For the first time in history, a satellite has successfully collected solar energy in orbit and beamed it back to Earth — and the team behind it says the technology works. Scientists at the California Institute of Technology confirmed that their Space Solar Power Demonstrator (SSPD-1) completed all three of its primary experiments during a year-long mission, proving the core concept behind one of clean energy’s most ambitious ideas is technically achievable.
At a glance
- Space solar power: The SSPD-1 satellite successfully demonstrated wireless energy transmission from orbit to Earth using microwaves — the first mission to complete all three of its planned experiments.
- Microwave transmitter: The test included a purpose-built transmitter designed to send energy across vast distances, alongside a new origami-inspired solar panel structure that deploys in space without mechanical hinges.
- Photovoltaic cell design: Multiple solar cell configurations were tested in the harsh conditions of space, giving researchers critical data on which designs hold up best against radiation and temperature swings.

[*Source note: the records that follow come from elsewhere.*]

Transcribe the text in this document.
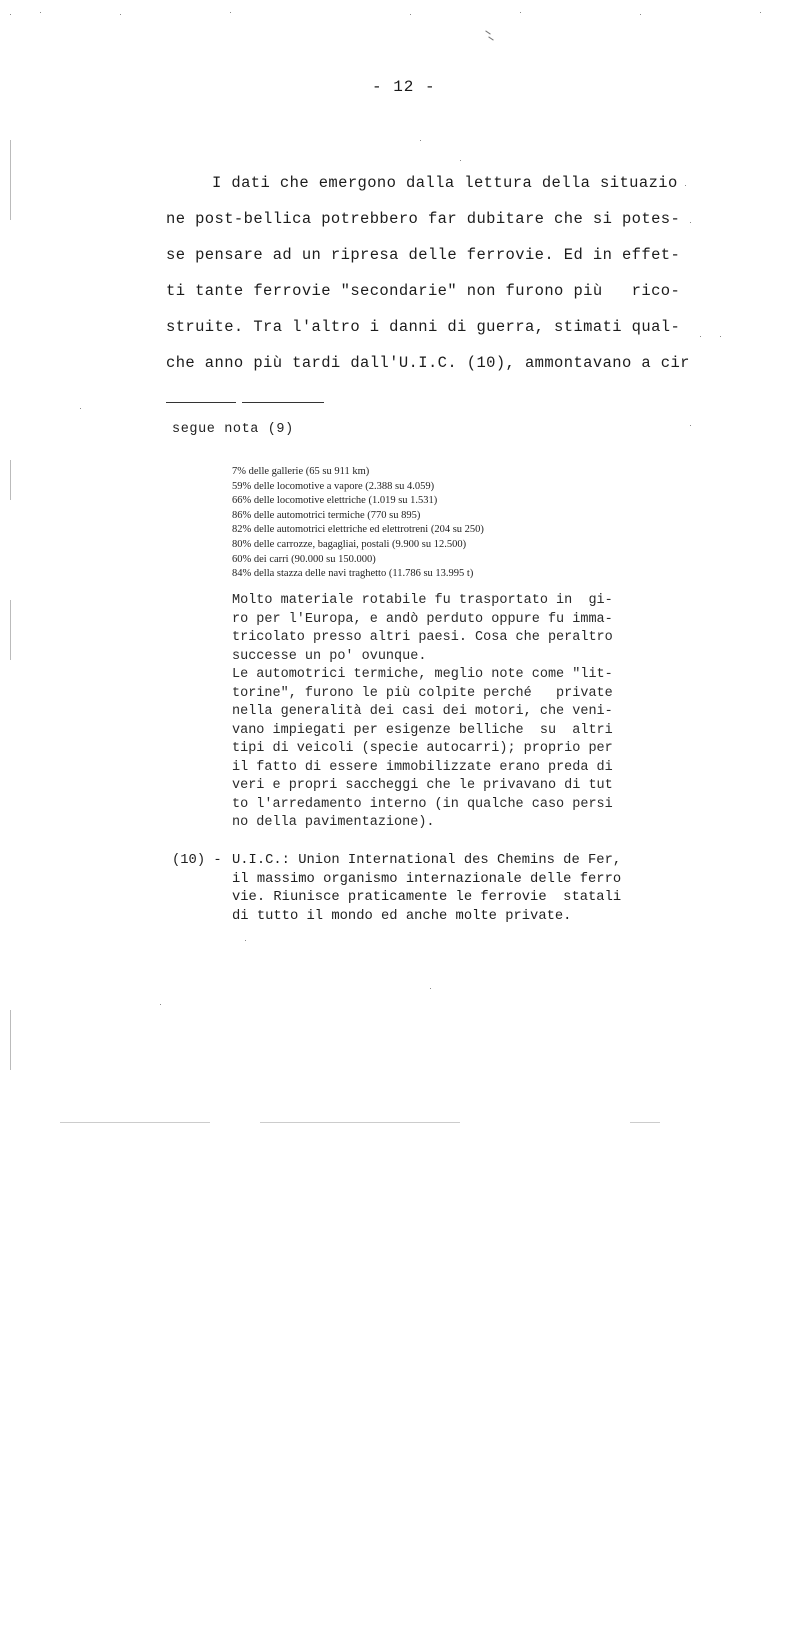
- 12 -
I dati che emergono dalla lettura della situazio
ne post-bellica potrebbero far dubitare che si potes-
se pensare ad un ripresa delle ferrovie. Ed in effet-
ti tante ferrovie "secondarie" non furono più   rico-
struite. Tra l'altro i danni di guerra, stimati qual-
che anno più tardi dall'U.I.C. (10), ammontavano a cir
segue nota (9)
7% delle gallerie (65 su 911 km)
59% delle locomotive a vapore (2.388 su 4.059)
66% delle locomotive elettriche (1.019 su 1.531)
86% delle automotrici termiche (770 su 895)
82% delle automotrici elettriche ed elettrotreni (204 su 250)
80% delle carrozze, bagagliai, postali (9.900 su 12.500)
60% dei carri (90.000 su 150.000)
84% della stazza delle navi traghetto (11.786 su 13.995 t)
Molto materiale rotabile fu trasportato in  gi-
ro per l'Europa, e andò perduto oppure fu imma-
tricolato presso altri paesi. Cosa che peraltro
successe un po' ovunque.
Le automotrici termiche, meglio note come "lit-
torine", furono le più colpite perché   private
nella generalità dei casi dei motori, che veni-
vano impiegati per esigenze belliche  su  altri
tipi di veicoli (specie autocarri); proprio per
il fatto di essere immobilizzate erano preda di
veri e propri saccheggi che le privavano di tut
to l'arredamento interno (in qualche caso persi
no della pavimentazione).
(10) - U.I.C.: Union International des Chemins de Fer,
il massimo organismo internazionale delle ferro
vie. Riunisce praticamente le ferrovie  statali
di tutto il mondo ed anche molte private.
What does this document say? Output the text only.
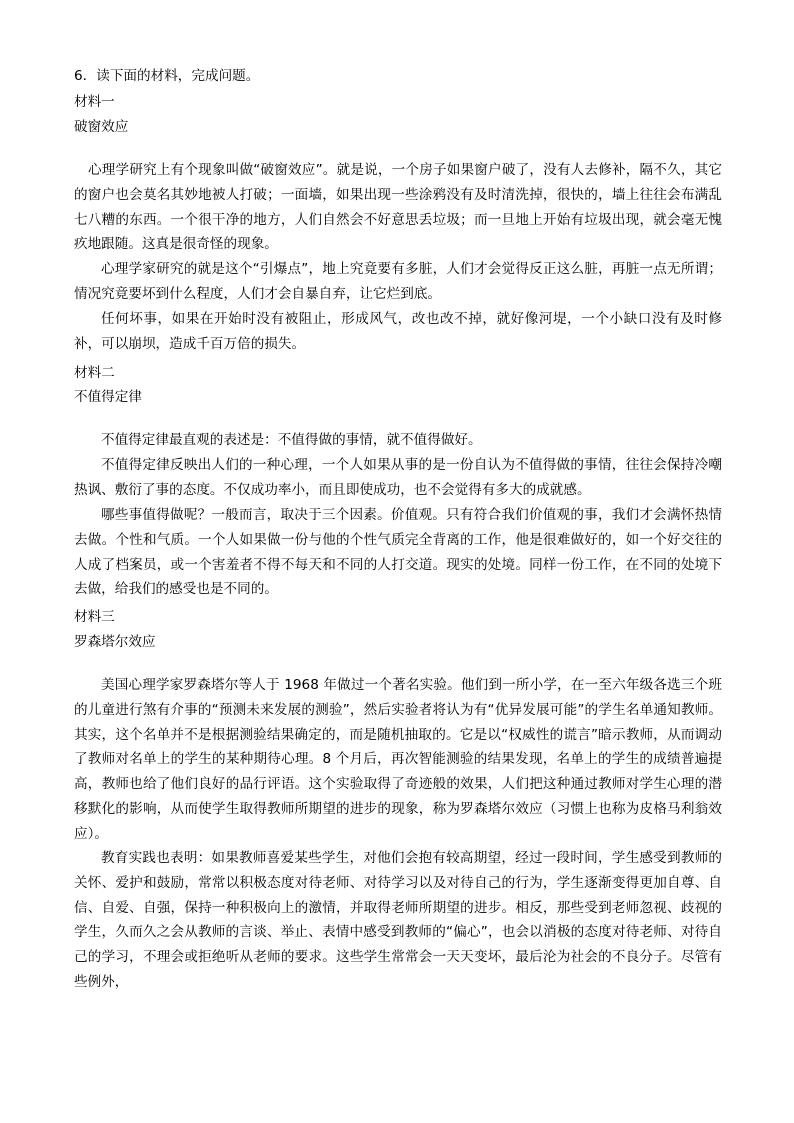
6．读下面的材料，完成问题。
材料一
破窗效应

心理学研究上有个现象叫做“破窗效应”。就是说，一个房子如果窗户破了，没有人去修补，隔不久，其它的窗户也会莫名其妙地被人打破；一面墙，如果出现一些涂鸦没有及时清洗掉，很快的，墙上往往会布满乱七八糟的东西。一个很干净的地方，人们自然会不好意思丢垃圾；而一旦地上开始有垃圾出现，就会毫无愧疚地跟随。这真是很奇怪的现象。

心理学家研究的就是这个“引爆点”，地上究竟要有多脏，人们才会觉得反正这么脏，再脏一点无所谓；情况究竟要坏到什么程度，人们才会自暴自弃，让它烂到底。

任何坏事，如果在开始时没有被阻止，形成风气，改也改不掉，就好像河堤，一个小缺口没有及时修补，可以崩坝，造成千百万倍的损失。

材料二
不值得定律

不值得定律最直观的表述是：不值得做的事情，就不值得做好。

不值得定律反映出人们的一种心理，一个人如果从事的是一份自认为不值得做的事情，往往会保持冷嘲热讽、敷衍了事的态度。不仅成功率小，而且即使成功，也不会觉得有多大的成就感。

哪些事值得做呢？一般而言，取决于三个因素。价值观。只有符合我们价值观的事，我们才会满怀热情去做。个性和气质。一个人如果做一份与他的个性气质完全背离的工作，他是很难做好的，如一个好交往的人成了档案员，或一个害羞者不得不每天和不同的人打交道。现实的处境。同样一份工作，在不同的处境下去做，给我们的感受也是不同的。

材料三
罗森塔尔效应

美国心理学家罗森塔尔等人于 1968 年做过一个著名实验。他们到一所小学，在一至六年级各选三个班的儿童进行煞有介事的“预测未来发展的测验”，然后实验者将认为有“优异发展可能”的学生名单通知教师。其实，这个名单并不是根据测验结果确定的，而是随机抽取的。它是以“权威性的谎言”暗示教师，从而调动了教师对名单上的学生的某种期待心理。8 个月后，再次智能测验的结果发现，名单上的学生的成绩普遍提高，教师也给了他们良好的品行评语。这个实验取得了奇迹般的效果，人们把这种通过教师对学生心理的潜移默化的影响，从而使学生取得教师所期望的进步的现象，称为罗森塔尔效应（习惯上也称为皮格马利翁效应）。

教育实践也表明：如果教师喜爱某些学生，对他们会抱有较高期望，经过一段时间，学生感受到教师的关怀、爱护和鼓励，常常以积极态度对待老师、对待学习以及对待自己的行为，学生逐渐变得更加自尊、自信、自爱、自强，保持一种积极向上的激情，并取得老师所期望的进步。相反，那些受到老师忽视、歧视的学生，久而久之会从教师的言谈、举止、表情中感受到教师的“偏心”，也会以消极的态度对待老师、对待自己的学习，不理会或拒绝听从老师的要求。这些学生常常会一天天变坏，最后沦为社会的不良分子。尽管有些例外，
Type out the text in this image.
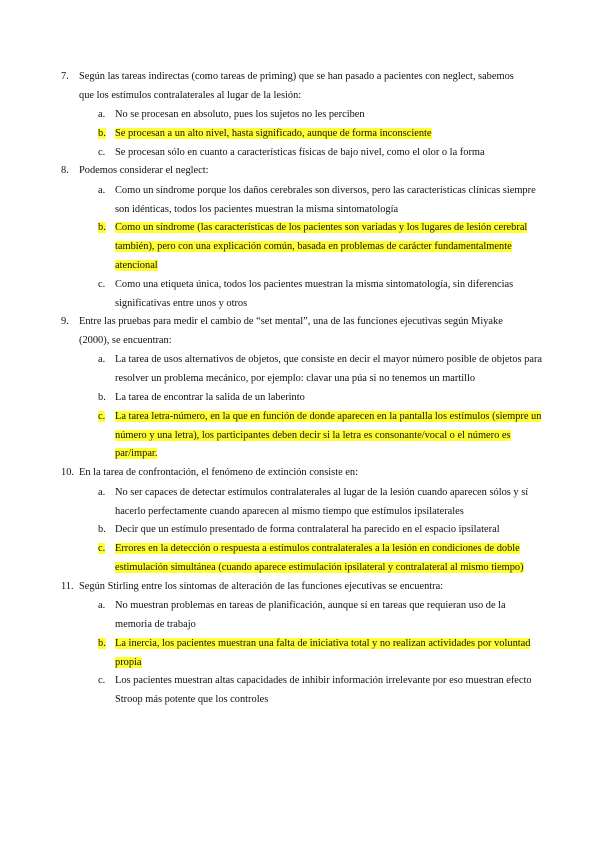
7. Según las tareas indirectas (como tareas de priming) que se han pasado a pacientes con neglect, sabemos que los estímulos contralaterales al lugar de la lesión:
a. No se procesan en absoluto, pues los sujetos no les perciben
b. Se procesan a un alto nivel, hasta significado, aunque de forma inconsciente
c. Se procesan sólo en cuanto a características físicas de bajo nivel, como el olor o la forma
8. Podemos considerar el neglect:
a. Como un síndrome porque los daños cerebrales son diversos, pero las características clínicas siempre son idénticas, todos los pacientes muestran la misma sintomatología
b. Como un síndrome (las características de los pacientes son variadas y los lugares de lesión cerebral también), pero con una explicación común, basada en problemas de carácter fundamentalmente atencional
c. Como una etiqueta única, todos los pacientes muestran la misma sintomatología, sin diferencias significativas entre unos y otros
9. Entre las pruebas para medir el cambio de “set mental”, una de las funciones ejecutivas según Miyake (2000), se encuentran:
a. La tarea de usos alternativos de objetos, que consiste en decir el mayor número posible de objetos para resolver un problema mecánico, por ejemplo: clavar una púa si no tenemos un martillo
b. La tarea de encontrar la salida de un laberinto
c. La tarea letra-número, en la que en función de donde aparecen en la pantalla los estímulos (siempre un número y una letra), los participantes deben decir si la letra es consonante/vocal o el número es par/impar.
10. En la tarea de confrontación, el fenómeno de extinción consiste en:
a. No ser capaces de detectar estímulos contralaterales al lugar de la lesión cuando aparecen sólos y sí hacerlo perfectamente cuando aparecen al mismo tiempo que estímulos ipsilaterales
b. Decir que un estímulo presentado de forma contralateral ha parecido en el espacio ipsilateral
c. Errores en la detección o respuesta a estímulos contralaterales a la lesión en condiciones de doble estimulación simultánea (cuando aparece estimulación ipsilateral y contralateral al mismo tiempo)
11. Según Stirling entre los síntomas de alteración de las funciones ejecutivas se encuentra:
a. No muestran problemas en tareas de planificación, aunque sí en tareas que requieran uso de la memoria de trabajo
b. La inercia, los pacientes muestran una falta de iniciativa total y no realizan actividades por voluntad propia
c. Los pacientes muestran altas capacidades de inhibir información irrelevante por eso muestran efecto Stroop más potente que los controles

What Caltech actually proved
The SSPD-1 launched on January 3, 2023 C.E., and over the following year it worked through a set of experiments that many scientists had only theorized about for decades. The mission had three goals: test an origami-inspired deployable solar structure, evaluate different photovoltaic cell designs in real space conditions, and demonstrate a working microwave transmitter capable of sending energy back to Earth.
All three succeeded.
The key breakthrough was the actual collection of solar energy from a photovoltaic cell in orbit and its wireless transmission back to a ground receiver — something that had never been done before. “The space test has demonstrated the robustness of the basic concept,” said Sergio Pellegrino, professor of aerospace and civil engineering at Caltech, who noted the team worked through two technical anomalies during the mission. “The troubleshooting process has given us many new insights.”
Caltech president Thomas Rosenbaum put the result plainly: “Solar power beamed from space at commercial rates, lighting the globe, is still a future prospect. But this critical mission demonstrated that it should be an achievable future.”
Why space solar power matters
The core appeal of space-based solar is simple: the Sun never sets in orbit. A satellite positioned above the atmosphere receives sunlight around the clock, with no interruption from clouds, seasons, or the day-night cycle that limits ground-based panels. The U.S. Department of Energy has described space solar as a potential baseload clean energy source — something most renewables struggle to be on their own.
The idea has been around since the 1970s, when NASA scientists first proposed placing large solar arrays in geostationary orbit. But the cost and complexity of building and launching those structures kept it theoretical. What Caltech’s mission shows is that the underlying physics — collecting energy up there, converting it to microwaves, and sending it down here — actually works outside a lab.
Caltech is not alone in pursuing this. The European Space Agency’s Solaris programme is developing a pathway toward a European demonstration mission. Japan’s space agency, JAXA, has its own long-running program and became the first to transmit solar power via microwaves in 2015 C.E. — sending 1.8 kilowatts across 55 meters, roughly enough to boil a kettle. JAXA has set a target for a commercial-scale space solar farm by the mid-2030s.
The road ahead
No one is claiming this technology is ready to power cities. The Caltech team was clear-eyed about the distance still to travel. Two major challenges remain: reducing the cost of materials enough to make space-based arrays economically competitive with ground alternatives, and engineering panels that can survive long-term exposure to space radiation without significant efficiency loss.
Other research groups are working on those exact problems. Scientists at the University of Pennsylvania found a way to double the efficiency of ultra-lightweight solar cells that could be used in space. Separately, researchers at the University of Sydney developed a self-healing solar panel that can recover its full efficiency after radiation damage — addressing one of the most persistent obstacles to long-duration missions.
Still, the gap between a successful one-year demonstrator and a commercial energy system capable of serving millions of people is enormous. Building the scale of infrastructure needed in orbit will require launch costs to fall further, manufacturing to become far more automated, and international coordination on spectrum use and safety standards for microwave transmission.
A concept whose time may be arriving
What gives this milestone extra weight is its timing. The world’s clean energy transition is accelerating, and the need for reliable, round-the-clock renewable power is growing sharper. Space solar has long been dismissed as too expensive and too far off. The SSPD-1 mission doesn’t erase those concerns — but it does move the technology from theoretical to demonstrated.
For a concept that spent 50 years mostly on whiteboards, that is no small thing.